From: James Reasoner ( james53@flash.net)
Date: 06 Aug 2002


----- Original Message ----- From: "JIM DOHERTY" < jimdohertyjr@yahoo.com> To: < rara-avis@icomm.ca> Sent: Tuesday, August 06, 2002 4:48 PM Subject: Re: RARA-AVIS: Brett Halliday recommendations

> Miker,
>
> Re your question below:
>
> > Can
> > you recommend a few good [novels by Brett Halliday]?
>
> Others have noted that Hallidays' Mike Shayne
> character seems to shine most brightly when taken out
> of his usual stomping grounds (Miami, FL) and
> investigates in "foreign" settings.
>
> My favorite Shayne novel, A TASTE FOR VIOLENCE, fits
> right into that formua. It's a town-taming novel, set
> in a Kentucky mining community, very much in the vein
> of RED HARVEST.

One of my favorites is MURDER IS MY BUSINESS, which is set in El Paso. I like nearly all the novels from the Forties a lot. Some titles that come to mind: MARKED FOR MURDER, THE UNCOMPLAINING CORPSES, TICKET FOR DEATH, BLOOD ON THE BLACK MARKET (the first novel after Phyllis Shayne's death), and MICHAEL SHAYNE'S LONG CHANCE (set in New Orleans, also the introduction of Lucy Hamilton).

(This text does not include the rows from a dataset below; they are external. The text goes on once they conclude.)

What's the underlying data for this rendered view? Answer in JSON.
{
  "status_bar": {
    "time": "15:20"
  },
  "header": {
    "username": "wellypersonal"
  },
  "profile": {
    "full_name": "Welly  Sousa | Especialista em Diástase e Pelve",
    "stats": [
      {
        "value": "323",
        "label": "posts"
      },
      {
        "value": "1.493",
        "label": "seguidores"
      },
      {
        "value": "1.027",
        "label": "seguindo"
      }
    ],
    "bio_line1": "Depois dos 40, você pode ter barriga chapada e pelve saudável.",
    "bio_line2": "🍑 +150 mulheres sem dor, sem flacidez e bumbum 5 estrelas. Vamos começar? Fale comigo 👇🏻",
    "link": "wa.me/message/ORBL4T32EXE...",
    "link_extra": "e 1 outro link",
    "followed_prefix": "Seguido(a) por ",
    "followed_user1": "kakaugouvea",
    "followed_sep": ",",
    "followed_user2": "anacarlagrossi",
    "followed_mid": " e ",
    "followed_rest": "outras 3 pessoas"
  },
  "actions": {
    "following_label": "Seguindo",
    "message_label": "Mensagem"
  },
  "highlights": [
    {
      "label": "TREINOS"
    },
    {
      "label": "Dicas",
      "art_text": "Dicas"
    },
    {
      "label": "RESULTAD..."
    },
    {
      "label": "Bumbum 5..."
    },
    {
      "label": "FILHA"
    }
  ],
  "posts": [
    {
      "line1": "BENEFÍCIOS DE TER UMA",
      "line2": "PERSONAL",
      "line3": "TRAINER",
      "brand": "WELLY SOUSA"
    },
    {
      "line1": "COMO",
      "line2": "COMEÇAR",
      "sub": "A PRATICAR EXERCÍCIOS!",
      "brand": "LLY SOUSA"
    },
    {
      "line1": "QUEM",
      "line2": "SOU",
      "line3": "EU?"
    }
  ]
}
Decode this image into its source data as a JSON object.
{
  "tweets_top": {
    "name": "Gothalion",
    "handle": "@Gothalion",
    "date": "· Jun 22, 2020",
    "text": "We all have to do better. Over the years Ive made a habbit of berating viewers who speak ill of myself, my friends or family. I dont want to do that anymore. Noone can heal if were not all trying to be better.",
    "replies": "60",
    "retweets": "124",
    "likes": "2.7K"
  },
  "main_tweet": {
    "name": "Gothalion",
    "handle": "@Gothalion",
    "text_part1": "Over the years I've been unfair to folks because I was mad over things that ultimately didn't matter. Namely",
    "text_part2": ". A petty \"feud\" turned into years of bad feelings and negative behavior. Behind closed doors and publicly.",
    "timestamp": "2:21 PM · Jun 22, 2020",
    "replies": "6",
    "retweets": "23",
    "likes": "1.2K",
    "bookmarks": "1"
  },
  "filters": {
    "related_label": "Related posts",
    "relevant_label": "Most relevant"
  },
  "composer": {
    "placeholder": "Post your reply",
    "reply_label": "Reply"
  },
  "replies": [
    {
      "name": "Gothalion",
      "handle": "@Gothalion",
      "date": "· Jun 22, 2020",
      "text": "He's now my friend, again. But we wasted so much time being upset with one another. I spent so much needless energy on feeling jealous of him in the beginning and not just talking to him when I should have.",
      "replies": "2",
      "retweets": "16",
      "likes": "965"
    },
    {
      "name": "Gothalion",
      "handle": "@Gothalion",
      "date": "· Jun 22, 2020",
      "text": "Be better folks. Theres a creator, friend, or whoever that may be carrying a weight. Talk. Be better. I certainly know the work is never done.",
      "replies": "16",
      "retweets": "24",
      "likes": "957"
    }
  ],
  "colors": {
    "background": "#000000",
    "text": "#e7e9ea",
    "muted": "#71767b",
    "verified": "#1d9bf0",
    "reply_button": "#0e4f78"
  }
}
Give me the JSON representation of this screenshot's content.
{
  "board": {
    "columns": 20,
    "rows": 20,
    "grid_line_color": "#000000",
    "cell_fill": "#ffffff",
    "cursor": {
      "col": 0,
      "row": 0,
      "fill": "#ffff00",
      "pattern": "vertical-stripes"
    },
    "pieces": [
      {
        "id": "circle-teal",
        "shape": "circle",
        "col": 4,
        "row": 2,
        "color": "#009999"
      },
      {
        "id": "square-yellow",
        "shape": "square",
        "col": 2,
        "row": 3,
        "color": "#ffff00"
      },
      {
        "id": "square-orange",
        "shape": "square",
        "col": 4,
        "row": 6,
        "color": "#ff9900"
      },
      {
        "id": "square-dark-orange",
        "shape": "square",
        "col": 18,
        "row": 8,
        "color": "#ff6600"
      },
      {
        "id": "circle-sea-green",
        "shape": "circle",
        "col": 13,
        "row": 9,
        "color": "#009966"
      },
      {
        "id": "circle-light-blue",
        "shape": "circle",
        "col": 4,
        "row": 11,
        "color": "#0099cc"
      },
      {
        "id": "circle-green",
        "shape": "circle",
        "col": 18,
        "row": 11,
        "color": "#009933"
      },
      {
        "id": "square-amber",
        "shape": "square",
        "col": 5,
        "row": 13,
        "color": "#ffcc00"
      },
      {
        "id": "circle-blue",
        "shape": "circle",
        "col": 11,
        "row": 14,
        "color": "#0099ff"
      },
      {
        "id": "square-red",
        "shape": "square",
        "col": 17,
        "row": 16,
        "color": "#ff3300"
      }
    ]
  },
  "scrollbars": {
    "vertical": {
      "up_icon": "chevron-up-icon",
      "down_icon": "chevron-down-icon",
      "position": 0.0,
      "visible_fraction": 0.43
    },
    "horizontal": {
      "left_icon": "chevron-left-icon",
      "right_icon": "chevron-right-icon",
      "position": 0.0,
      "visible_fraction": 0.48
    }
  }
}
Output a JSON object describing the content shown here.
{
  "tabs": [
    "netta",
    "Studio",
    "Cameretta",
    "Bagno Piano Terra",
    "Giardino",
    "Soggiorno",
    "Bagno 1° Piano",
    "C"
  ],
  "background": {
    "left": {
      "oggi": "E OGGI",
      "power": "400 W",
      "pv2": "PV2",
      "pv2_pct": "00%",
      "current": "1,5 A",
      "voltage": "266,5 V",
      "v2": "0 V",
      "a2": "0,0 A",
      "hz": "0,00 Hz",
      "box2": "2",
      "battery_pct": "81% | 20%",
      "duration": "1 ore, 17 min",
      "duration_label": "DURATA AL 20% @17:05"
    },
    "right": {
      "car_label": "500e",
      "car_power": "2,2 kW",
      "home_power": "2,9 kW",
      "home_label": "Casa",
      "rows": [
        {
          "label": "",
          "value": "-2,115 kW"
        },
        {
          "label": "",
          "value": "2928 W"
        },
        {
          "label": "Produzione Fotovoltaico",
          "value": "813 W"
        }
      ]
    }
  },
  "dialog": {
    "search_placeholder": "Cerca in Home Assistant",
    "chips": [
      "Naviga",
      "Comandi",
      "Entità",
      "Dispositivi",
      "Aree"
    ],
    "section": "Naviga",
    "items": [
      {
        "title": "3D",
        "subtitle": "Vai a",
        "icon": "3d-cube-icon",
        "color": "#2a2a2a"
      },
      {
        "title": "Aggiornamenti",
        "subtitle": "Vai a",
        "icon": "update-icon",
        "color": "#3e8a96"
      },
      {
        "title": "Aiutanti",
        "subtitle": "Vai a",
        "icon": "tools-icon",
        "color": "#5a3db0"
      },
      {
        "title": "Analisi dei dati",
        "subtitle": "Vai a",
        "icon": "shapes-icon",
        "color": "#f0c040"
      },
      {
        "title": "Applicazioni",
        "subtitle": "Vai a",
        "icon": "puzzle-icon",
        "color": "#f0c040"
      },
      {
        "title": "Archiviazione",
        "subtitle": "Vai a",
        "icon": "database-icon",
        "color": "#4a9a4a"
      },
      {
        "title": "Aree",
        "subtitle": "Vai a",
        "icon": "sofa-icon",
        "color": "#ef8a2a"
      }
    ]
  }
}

> It's been said that all the Shayne novels written
> after 1956 or thereabouts were ghost-written. It's a
> fact that virtually all the short stories about Shayne
> in MIKE SHAYNE MYSTERY MAGAZINE were ghost-written.
> In fact, our own James Reasoner was one of Halliday's
> ghosts on a couple of Shayne shorts.

And it was one of the most enjoyable writing jobs I've had. I was young, getting paid for my writing on a fairly regular basis for the first time in my career, and working with a character I'd been reading for years. I was in high cotton, let me tell you.

> However, I've also heard, from people in the know,
> that the novels were not so much ghost-written as they
> were ghost-collaborated. Whether or not this is true,
> and if so, to what degree Halliday actually
> participated in the writing, I can't say. However,
> the novels (which were assumed to be actually by
> Halliday until the names of some of his "ghosts" were
> revelaled) stopped appearing shortly after Halliday's
> death in 1977, while the MSMM short stories (which
> everyone knew were ghosted) continued for several
> years. That's not conclusive evidence, but it is
> indicative.

I suspect that Davis Dresser may have had a hand in plotting some of the ghosted books, such as the ones written by Ryerson Johnson, but the novels by Dennis Lynds were expansions of stories Lynds had written originally for MSMM, so it's doubtful Dresser had any input on those. As for the ones written by Robert Terrall (the most prolific Halliday ghost at novel length), I've never heard that Dresser had anything to do with those. Just because I haven't heard it, though, doesn't mean that it isn't so.

Speaking of Ryerson Johnson, before Gold Medal month is over, I plan to read the two novels he wrote with Dresser as Matthew Blood, THE AVENGER and DEATH IS A LOVELY DAME.